Po kilku minutach oczekiwań szczytówka wędki zaczęła się gwałtownie ruszać. Zaciąłem wędkę po czym zacząłem zwijać żyłkę. Z wody wyłoniła się mała rybka.
-Haha! Co to jest?!-Zapytała rozbawiona.
-One większe nie będą.-Powiedziałem załamany.
Wrzuciłem rybę do wody a następnie sięgnąłem po kolejnego robaka. Dziewczynie najwidoczniej nie spodobała się temperatura wody i wyszła z niej.
-Tak szczerze nie chce mi się prowadzić dalej tego zakładu.-Powiedziałem.
Dziewczyna westchnęła z założonymi rękoma. Zarzuciłem po raz kolejny wędkę. Nic nie brało przez kilka minut.

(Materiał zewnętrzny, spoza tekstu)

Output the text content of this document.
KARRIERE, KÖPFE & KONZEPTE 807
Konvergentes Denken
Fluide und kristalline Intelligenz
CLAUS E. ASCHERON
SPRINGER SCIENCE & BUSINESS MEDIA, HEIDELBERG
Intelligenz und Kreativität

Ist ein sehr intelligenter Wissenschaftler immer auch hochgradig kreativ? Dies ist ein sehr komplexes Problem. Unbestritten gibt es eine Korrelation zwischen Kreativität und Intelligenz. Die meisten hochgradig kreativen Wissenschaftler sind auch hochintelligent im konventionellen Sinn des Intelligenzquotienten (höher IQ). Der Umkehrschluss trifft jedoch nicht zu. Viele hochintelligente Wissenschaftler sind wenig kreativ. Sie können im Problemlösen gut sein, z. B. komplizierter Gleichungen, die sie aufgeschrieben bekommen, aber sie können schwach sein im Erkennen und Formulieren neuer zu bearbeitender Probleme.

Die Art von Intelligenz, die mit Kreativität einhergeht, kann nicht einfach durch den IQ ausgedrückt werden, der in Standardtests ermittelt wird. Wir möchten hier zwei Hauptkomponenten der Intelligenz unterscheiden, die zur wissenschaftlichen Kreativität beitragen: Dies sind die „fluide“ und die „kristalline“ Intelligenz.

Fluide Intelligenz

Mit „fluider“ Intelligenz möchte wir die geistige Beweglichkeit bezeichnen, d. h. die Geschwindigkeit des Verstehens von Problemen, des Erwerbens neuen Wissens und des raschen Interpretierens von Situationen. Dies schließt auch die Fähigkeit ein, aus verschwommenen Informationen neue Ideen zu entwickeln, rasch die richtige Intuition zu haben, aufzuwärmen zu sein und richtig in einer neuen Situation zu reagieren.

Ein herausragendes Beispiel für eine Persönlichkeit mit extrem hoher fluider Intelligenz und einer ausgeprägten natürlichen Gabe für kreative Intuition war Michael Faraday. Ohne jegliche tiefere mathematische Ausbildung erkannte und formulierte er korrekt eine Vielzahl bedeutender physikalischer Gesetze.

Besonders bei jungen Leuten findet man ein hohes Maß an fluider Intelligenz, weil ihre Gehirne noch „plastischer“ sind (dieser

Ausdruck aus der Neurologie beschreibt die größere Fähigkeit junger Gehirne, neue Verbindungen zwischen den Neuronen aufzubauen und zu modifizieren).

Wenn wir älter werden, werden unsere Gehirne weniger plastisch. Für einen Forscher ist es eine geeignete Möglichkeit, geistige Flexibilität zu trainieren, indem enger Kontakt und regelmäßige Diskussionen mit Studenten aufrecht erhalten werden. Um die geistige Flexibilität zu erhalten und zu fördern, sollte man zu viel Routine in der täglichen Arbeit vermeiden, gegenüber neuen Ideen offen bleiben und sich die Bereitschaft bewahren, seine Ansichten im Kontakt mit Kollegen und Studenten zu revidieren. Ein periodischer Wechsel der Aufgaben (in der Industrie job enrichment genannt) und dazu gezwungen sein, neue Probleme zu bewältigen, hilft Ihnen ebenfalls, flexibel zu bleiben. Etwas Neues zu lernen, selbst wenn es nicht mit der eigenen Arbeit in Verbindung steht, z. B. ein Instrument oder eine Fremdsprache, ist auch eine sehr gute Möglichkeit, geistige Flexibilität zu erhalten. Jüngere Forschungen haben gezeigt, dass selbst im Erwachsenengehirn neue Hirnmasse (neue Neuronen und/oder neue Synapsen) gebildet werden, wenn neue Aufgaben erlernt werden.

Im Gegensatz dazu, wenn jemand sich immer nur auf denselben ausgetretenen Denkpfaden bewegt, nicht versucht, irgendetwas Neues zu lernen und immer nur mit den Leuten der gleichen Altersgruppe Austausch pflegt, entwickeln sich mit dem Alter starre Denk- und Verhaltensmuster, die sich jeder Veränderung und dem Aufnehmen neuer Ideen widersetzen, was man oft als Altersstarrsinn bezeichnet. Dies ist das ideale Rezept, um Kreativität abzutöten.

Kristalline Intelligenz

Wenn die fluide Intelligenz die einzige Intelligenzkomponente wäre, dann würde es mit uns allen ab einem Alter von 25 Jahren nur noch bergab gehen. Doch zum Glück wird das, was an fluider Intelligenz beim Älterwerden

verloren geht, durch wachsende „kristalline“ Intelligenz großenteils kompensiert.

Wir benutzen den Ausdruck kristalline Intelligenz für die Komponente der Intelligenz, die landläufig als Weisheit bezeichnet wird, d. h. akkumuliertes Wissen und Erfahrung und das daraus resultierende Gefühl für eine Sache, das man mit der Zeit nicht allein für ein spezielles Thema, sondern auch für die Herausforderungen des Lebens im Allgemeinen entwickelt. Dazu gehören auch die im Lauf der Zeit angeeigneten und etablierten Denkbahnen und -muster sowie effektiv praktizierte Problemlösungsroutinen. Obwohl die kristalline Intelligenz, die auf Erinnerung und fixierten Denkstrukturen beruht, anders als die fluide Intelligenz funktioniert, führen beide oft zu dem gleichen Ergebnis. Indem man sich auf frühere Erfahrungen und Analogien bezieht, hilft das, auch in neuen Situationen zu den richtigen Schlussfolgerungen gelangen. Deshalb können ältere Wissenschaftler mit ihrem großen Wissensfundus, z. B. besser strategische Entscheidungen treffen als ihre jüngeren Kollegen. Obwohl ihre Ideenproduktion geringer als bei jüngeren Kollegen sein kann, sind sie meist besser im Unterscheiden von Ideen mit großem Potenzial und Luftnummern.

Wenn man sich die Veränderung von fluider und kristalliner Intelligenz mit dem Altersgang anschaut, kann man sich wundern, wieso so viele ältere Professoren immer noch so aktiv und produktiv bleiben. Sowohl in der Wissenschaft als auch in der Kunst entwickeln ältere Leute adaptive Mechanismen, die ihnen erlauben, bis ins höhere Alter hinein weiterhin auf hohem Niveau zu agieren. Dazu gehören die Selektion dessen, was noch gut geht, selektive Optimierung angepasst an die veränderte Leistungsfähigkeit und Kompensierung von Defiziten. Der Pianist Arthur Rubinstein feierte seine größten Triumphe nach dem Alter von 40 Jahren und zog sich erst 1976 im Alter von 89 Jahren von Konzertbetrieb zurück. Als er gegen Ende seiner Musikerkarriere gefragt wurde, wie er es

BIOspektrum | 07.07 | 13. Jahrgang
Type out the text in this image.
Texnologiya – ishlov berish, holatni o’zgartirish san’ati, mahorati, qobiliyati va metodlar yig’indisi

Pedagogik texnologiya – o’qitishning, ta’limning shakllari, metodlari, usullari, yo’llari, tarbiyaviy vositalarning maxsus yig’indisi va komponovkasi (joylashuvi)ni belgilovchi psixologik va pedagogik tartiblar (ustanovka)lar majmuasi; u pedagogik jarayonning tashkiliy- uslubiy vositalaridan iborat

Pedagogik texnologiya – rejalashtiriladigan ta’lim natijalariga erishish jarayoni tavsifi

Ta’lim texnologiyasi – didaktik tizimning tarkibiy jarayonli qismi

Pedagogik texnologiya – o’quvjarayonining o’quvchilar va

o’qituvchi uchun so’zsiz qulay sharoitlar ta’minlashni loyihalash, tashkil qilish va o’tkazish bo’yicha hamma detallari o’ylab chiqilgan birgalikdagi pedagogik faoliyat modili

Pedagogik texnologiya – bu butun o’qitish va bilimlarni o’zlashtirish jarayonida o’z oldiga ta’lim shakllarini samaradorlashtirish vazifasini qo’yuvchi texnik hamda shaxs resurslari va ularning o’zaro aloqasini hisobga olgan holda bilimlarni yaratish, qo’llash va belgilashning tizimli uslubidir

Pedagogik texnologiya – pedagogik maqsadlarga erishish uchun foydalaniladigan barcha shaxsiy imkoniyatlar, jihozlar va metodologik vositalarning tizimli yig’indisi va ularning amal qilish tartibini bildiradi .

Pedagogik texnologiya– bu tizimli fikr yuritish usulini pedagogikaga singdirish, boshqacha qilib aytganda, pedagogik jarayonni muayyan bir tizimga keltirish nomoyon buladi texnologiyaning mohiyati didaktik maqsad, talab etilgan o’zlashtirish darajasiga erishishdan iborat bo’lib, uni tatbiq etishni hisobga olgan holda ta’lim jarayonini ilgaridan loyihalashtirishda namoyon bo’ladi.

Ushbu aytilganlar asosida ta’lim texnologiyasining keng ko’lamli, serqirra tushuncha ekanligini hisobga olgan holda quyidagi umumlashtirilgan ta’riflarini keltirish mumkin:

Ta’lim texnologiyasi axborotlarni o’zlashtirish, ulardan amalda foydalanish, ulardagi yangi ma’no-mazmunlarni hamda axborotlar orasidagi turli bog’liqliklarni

-I co mistrzu?-Zaśmiała się.
-Ha-ha-ha.-Powiedziałem o czym westchnąłem.
Zwijałem żyłkę, jednak czułem że coś siedzi na haczyku. Okazało się że był to rak zawinięty w żyłkę.
-Rak!-Krzyknąłem po czym zacząłem się śmiać.
Lorraine patrzyła się na mnie krzywym wzrokiem po czym sama zaczęła się brechtać. Spróbowałem odplątać raka. Dobrze mi to szło gdy nagle wbiłem sobie haczyk w palec.
-Cholera jasna!-Krzyknąłem.
-Co ci się stało?-Zapytała.
-Nie ważne.-Powiedziałem wyciągając haczyk.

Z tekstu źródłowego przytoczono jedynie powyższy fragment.